Sunless Sea: Zubmariner Edition Review (Switch)

Game Details

Retail Price (USD): $19.99
Release Date: April 23, 2020
File Size: 2.7 GB
Publisher: Digerati
Developer: Failbetter Games
Click here to view on the Nintendo eShop.

Sunless Sea: Zubmariner Edition is an unusual sort of role-playing game where you command a ship and sail around a ‘zee’ (as the game calls it), gathering information, supplies, and a strange currency called ‘echoes’. It relies on text for the most part, which is something that immediately interested me. Now that I’ve played it, I feel mixed on the game, and I’ll elaborate below for you.


Narrative

Before you even start playing, the game opens with a quote from Joseph Conrad. In my case, however, I found myself thinking of another author while I played — China Miéville, an individual who crafted a very strange, dark tale in Perdido Street Station, among other books. I cannot fault Failbetter Games when it comes to their creativity and dedication to creating this world that you sail around in. Creatures are distinctive and odd, different islands offer different communities (it’s tricky just trying to describe some of them), and even some of your crew members possess this deliberate oddity. The game also lets you choose your background, which is a great touch — you can be a poet, a priest, a philosopher, and so on.

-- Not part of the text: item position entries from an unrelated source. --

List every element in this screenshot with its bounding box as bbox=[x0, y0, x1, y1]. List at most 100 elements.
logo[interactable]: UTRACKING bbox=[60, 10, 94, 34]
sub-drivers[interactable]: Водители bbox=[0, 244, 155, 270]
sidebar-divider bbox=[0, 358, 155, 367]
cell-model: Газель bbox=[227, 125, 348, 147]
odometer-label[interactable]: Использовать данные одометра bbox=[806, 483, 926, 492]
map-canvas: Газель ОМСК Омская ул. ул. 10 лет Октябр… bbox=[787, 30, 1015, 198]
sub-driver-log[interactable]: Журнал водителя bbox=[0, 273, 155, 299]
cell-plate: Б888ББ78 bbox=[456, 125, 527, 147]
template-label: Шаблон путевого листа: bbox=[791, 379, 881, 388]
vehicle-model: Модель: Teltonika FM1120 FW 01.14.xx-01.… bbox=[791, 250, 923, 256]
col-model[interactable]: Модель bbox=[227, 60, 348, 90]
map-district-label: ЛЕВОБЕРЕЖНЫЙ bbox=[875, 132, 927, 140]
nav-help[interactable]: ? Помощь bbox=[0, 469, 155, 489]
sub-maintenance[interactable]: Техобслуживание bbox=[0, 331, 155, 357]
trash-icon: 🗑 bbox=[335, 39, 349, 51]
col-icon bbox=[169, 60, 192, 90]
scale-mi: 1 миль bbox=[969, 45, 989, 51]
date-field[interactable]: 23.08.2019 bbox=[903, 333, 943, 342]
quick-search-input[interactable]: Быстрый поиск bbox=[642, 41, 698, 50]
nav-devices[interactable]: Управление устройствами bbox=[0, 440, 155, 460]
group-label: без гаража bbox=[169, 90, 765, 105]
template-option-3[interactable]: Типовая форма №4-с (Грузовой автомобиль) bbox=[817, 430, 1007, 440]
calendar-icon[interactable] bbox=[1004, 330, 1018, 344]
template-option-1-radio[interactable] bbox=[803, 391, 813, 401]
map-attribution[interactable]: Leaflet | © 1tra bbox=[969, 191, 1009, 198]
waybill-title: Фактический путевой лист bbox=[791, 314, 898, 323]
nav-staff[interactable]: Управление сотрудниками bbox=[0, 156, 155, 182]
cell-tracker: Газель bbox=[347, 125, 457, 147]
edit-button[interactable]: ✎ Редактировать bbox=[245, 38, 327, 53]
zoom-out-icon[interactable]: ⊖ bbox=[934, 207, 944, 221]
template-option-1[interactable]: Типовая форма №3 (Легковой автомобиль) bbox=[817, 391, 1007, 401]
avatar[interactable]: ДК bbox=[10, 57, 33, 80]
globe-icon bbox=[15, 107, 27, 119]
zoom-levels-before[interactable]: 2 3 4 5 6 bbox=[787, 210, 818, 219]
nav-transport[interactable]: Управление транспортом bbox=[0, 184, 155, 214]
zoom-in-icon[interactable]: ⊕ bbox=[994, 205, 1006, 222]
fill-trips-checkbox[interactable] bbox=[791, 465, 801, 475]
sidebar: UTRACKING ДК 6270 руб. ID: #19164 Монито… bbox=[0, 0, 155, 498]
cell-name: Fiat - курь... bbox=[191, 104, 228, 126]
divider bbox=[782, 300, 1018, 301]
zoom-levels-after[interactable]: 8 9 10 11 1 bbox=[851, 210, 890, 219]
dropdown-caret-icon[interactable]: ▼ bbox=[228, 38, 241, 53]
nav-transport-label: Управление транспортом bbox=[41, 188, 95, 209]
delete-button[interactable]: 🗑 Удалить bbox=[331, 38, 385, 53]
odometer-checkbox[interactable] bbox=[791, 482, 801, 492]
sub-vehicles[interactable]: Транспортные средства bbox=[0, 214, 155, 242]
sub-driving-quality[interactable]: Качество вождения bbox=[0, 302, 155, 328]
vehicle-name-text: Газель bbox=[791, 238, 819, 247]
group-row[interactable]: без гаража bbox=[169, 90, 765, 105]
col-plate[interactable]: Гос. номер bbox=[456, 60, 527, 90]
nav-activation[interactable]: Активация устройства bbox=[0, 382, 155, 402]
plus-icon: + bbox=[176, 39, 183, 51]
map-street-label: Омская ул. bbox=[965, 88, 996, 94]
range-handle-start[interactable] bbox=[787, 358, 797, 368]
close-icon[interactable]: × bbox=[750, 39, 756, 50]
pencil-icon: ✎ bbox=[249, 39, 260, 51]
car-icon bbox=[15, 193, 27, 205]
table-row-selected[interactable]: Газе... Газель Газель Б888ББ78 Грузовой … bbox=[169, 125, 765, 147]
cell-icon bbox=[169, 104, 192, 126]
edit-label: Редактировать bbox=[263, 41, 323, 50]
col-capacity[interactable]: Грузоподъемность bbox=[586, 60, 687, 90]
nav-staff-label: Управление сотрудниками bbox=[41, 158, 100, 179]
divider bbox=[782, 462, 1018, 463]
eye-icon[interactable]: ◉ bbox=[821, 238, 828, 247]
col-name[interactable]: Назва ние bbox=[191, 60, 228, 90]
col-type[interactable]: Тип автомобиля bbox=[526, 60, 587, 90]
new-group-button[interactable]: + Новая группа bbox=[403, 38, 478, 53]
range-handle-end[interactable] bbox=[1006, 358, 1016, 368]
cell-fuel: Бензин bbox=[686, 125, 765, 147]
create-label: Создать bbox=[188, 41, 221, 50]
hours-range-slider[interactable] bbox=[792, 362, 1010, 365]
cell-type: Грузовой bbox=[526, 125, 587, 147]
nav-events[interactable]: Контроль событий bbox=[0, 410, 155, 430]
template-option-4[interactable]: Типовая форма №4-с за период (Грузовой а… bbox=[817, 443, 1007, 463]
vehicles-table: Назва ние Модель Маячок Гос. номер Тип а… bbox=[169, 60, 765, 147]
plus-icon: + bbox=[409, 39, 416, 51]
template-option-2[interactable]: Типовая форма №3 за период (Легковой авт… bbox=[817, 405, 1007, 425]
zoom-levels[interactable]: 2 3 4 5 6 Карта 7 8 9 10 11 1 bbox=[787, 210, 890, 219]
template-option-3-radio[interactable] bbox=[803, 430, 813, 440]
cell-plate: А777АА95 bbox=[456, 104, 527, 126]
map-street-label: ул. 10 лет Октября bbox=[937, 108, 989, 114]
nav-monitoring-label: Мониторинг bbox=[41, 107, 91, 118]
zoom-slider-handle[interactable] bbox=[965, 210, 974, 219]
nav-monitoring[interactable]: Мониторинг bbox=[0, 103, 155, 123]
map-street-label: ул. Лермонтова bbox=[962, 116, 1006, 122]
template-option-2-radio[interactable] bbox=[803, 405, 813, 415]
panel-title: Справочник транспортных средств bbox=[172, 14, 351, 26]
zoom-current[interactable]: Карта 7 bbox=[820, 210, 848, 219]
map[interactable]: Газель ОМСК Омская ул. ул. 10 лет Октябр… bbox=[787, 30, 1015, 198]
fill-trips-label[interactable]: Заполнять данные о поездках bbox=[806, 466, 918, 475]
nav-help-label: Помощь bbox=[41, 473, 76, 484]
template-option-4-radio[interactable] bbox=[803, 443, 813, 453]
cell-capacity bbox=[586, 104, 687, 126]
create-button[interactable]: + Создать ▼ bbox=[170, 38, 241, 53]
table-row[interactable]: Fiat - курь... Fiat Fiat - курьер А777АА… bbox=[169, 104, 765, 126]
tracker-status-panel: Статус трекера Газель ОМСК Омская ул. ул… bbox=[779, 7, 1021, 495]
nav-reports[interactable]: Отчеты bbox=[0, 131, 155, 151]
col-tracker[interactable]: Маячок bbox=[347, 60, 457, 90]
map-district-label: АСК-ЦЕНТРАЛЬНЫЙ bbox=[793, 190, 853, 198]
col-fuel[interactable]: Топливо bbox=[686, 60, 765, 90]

With that said, there doesn’t seem to be a core ‘narrative’ going on- it’s more the type of game where you explore and run into various situations. Characters have distinctiveness, but little actual depth that I could see, and I couldn’t find a lot of options in regard to interacting with them- although, in fairness, they did seem to have some sort of sidequest type material tied to them if you wished to pursue it. While I see the appeal in this approach as someone who enjoyed games like Skyrim and Breath of the Wild, it felt a bit disappointing, possibly because of how ruthless the game world actually is. If I’m constantly dying and running into miserable situations, I’d like something to pull me through it all, some sort of emotional connection to the material. The game gives you the chance to engage in romance, but this ended up feeling flimsy, and I never really encountered anyone I would think of as friends or family.

Gameplay and Aesthetics

The gameplay is in some ways simple- selecting options via text- and in others ways overwhelming at first. You must obtain ‘echoes’ in various ways, such as selling items, which can then pay for your fuel and supplies. Elements such as ‘hearts’ will help you in certain situations if you have the right amount, which in turn depends on your own stats and those of your crew. You can work for the government, listen to strange stories, visit the local market, and sail around a huge map. If you like the idea of exploration, you will certainly appreciate this last element — it feels like there is a lot to see, although actually doing this can be tricky due to the challenges of fighting (I still have very little idea of what I was doing in this area) and running out of fuel and supplies. Fuel seems to vanish particularly quickly.

There is a certain enjoyment to sailing about, despite the challenges mentioned. It’s neat to discover new areas and dock at new locations. The combat eluded me to the point where I simply ran away from enemies, but I was still able to explore fairly well. Intriguingly, the ‘Zubmarine’ element is something that you can avoid completely — I played for hours and yet still didn’t obtain the enhancement to my ship, because the game requires you to find a specific location if you wish to make use of it. Normally this wouldn’t be a big deal, but exploration is so dangerous in this game that it can make things tricky to go looking for something like this.

The default mode for the game (and the intended way to play, apparently) is, in fact, specifically labelled as ‘unforgiving’, where your save slot is wiped if you die. Thankfully for people such as I, there is also a ‘merciful’ option that you can play instead, where if one captain dies, the next can pick up something they possessed.

I mainly use my Switch in handheld mode, and I did notice that the fan seemed to be working harder than usual to keep the console cool during play. Whether this is just a sign of my Switch getting old (I use the original model) or the game being demanding is another question. I wouldn’t be surprised if it were the latter though, considering how big the game is.

The visuals work well, especially when sailing through the dark zee, where you can see some sort of structures underneath the water. Some of the other artwork is also quite good; it feels like effort was taken over it, and as a result the character portraits or images tied to the narrative leave me with no real criticisms that I can make. I also like the main theme that plays when you are docked at London, although that is the only track that I remember.

Conclusion

Sunless Sea: Zubmariner Edition is big, dark, and cold. The game promises that you will die a lot, and this is accurate. If you’re mainly interested in this for the thrill of exploring and the small narrative pieces you can encounter, then you may well enjoy this experience, especially if you’re a fan of strange and gloomy worlds. If you prefer more of an emotional connection and warmth, however, it’s not something I would recommend. Either way, it’s not a bad game, and it’s certainly an original one.